Прошел еще месяц, и снова публиковалось, что императрица «всемилостивейше оказать соизволила новый знак матернего своего к тамошним жителям милосердия: к вящему удовольствию тамошних жителей» в судопроизводстве дозволить польский язык и судей выбирать из тамошнего шляхетства.

Всеми этими мерами немало подрывалась и без того сомнительная популярность польского правительства, а значение Станислава-Августа делалось еще ничтожнее, если только это возможно. Бесполезна была всякая попытка оживить мертвый труп польского королевства, когда королевство это давно не существовало, хотя видимый признак его как будто и жил, и волновался, и предъявлял права свои на самостоятельное значение. Бесполезны уже были и сеймы, и конфедерации, и senatus consilium, этот мускус у постели умирающего организма: в Варшаве продолжали находиться войска протекторов, и не только не оставляли столицы, но еще увеличивали свой состав, и все это для того, чтобы в Варшаве было тихо и спокойно, как в спальне умирающего. Надо было ожидать, что войска эти будут охранять заседание senatus consilium, и поляки видели это с горестью и бессильны были протестовать против такой обязательной, насильственной опеки. Естественно, что собрание сената было последним паллиативом, к которым в ослеплении прибегают всегда государства, когда замечают, что стоят на краю пропасти. Это были отчаянные и почти несамопроизвольные движения умирающего, когда тело, еще не перешедшее в холодный окоченелый труп, бессознательными порывами силится сократить последнюю предсмертную агонию.
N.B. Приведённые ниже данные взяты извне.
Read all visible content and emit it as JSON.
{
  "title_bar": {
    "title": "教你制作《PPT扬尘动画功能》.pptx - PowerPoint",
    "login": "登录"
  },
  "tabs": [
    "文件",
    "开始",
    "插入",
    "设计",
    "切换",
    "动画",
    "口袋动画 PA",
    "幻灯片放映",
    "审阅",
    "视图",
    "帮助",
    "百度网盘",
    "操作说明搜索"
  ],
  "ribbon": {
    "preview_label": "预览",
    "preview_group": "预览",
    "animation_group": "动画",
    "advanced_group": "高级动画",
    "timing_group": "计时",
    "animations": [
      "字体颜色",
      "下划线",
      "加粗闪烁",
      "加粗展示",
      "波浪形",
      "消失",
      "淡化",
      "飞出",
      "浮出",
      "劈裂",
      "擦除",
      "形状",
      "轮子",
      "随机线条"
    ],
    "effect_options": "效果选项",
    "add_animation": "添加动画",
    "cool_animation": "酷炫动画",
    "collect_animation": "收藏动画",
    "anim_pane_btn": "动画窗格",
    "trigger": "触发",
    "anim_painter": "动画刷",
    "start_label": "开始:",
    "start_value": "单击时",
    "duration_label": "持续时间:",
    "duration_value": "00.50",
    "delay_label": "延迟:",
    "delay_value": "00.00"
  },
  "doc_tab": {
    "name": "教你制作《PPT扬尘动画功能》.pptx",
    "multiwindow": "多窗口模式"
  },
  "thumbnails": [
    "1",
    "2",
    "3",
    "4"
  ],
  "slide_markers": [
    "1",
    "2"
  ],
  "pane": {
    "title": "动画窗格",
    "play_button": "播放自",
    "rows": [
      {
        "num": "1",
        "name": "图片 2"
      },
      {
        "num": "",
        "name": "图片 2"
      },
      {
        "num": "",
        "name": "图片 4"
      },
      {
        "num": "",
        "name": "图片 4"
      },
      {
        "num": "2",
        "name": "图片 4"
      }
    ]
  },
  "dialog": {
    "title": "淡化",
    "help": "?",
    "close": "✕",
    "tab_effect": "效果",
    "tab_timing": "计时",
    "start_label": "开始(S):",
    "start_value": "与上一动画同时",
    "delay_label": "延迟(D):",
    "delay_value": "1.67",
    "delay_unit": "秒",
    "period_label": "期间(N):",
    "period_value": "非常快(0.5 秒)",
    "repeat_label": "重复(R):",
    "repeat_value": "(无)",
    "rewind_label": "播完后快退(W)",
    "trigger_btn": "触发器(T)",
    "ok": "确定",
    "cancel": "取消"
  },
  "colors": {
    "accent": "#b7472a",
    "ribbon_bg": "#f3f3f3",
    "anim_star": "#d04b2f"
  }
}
Сенат должен был начать и кончить свои заседания по программе протекторов, не смея рассуждать о том, о чем не приказано, хотя одинаково уже было бы бесполезно, если бы и позволили рассуждать обо всем.

Притом сенат не мог быть в полном составе: иные из сенаторов сами сознавали, что не стоит труда хлопотать о чем бы то ни было, потому что уже поздно, и не явились в собрание; другим пригрозили ссылкой, и они тоже не явились; третьи сами махнули рукой на все и стали или врагами родины, или равнодушными к ней.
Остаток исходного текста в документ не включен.